Der VIII. Zivilsenat des Bundes­ge­richtshofs hat entschieden, dass das Berufungs­gericht den Anspruch der Klägerin für den Zeitraum vom 1. Januar bis 30. April 2002 zu Recht bejaht hat. Eine Billig­keits­über­prüfung der Höhe des geltend gemachten Entgelts nach § 315 Abs. 3 BGB scheidet aus, weil § 315 BGB weder unmittelbare noch entsprechende Anwendung findet. Die unmittelbare Anwendung des § 315 Abs. 3 BGB kommt nicht in Betracht, weil die Parteien nicht vereinbart haben, dass die Klägerin die Leistung einseitig zu bestimmen hat. Sie haben vielmehr konkret festgelegt, welche Leistung der Beklagte zu erbringen hat. Dies gilt – jedenfalls für den anfänglich vereinbarten Strompreis - auch dann, wenn - wovon das Berufungs­gericht ausgegangen ist – der Vertrag keine betragsmäßige Festlegung des geltenden Tarifs enthält, sondern sich die Preise für die Stromlieferung aus den jeweiligen, von der zuständigen Behörde genehmigten allgemeinen Tarifen für die Versorgung mit Elektrizität in Niederspannung ergaben. Nach den Feststellungen des Berufungs­ge­richts war der Beklagte auf die Belieferung durch die Klägerin nicht angewiesen, sondern hatte die Möglichkeit, Strom von einem anderen Anbieter seiner Wahl zu beziehen. Damit fehlt es an einer Monopolstellung der Klägerin als Grundlage einer entsprechenden Anwendung des § 315 BGB.

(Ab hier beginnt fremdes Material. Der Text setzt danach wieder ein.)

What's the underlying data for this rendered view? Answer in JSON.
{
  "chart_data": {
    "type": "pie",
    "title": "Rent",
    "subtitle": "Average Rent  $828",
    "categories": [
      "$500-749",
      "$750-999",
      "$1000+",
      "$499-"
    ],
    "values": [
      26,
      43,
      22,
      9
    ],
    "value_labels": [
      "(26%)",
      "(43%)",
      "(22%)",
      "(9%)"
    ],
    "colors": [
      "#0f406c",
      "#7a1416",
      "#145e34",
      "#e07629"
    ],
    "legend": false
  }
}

Hinsichtlich der im Zeitraum vom 1. Mai 2002 bis 6. November 2003 erbrachten Strom­lie­fe­rungen waren die tatrich­ter­lichen Feststellungen des Berufungs­ge­richts unzureichend. Es ist ungeklärt geblieben, auf welcher rechtlichen Grundlage die Klägerin den Vertrag in ihrem Schreiben vom 15. April 2002 für beendet erklärt hat, insbesondere, ob ihr ein Kündigungsrecht zustand. Dazu hatte das Berufungs­gericht keine Feststellungen getroffen. Der Bundes­ge­richtshof hat das Urteil des Berufungs­ge­richts deshalb aufgehoben und die Sache zur neuen Verhandlung und Entscheidung an das Berufungs­gericht zurückverwiesen.

Quelle: ra-online, Pressemitteilung Nr. 40/2007 des Bundesgerichtshofs vom 28.03.2007

der Leitsatz

BGB § 315; AVBEltV § 4; EnWG § 10

a) § 315 BGB findet auf den anfänglich vereinbarten Strompreis auch dann keine unmittelbare Anwendung, wenn der Vertrag keine betragsmäßige Festlegung des geltenden Tarifs enthält, sondern sich die Preise für die Strom­lie­fe­rungen aus den jeweiligen allgemeinen Tarifen für die Versorgung mit Elektrizität in Niederspannung ergeben (Abgrenzung zu BGHZ 164, 336 ff.).

b) Eine Strom­preis­kon­trolle in entsprechender Anwendung des § 315 BGB scheidet aus, wenn der Stromkunde die Möglichkeit hat, Strom von einem anderen Anbieter seiner Wahl zu beziehen.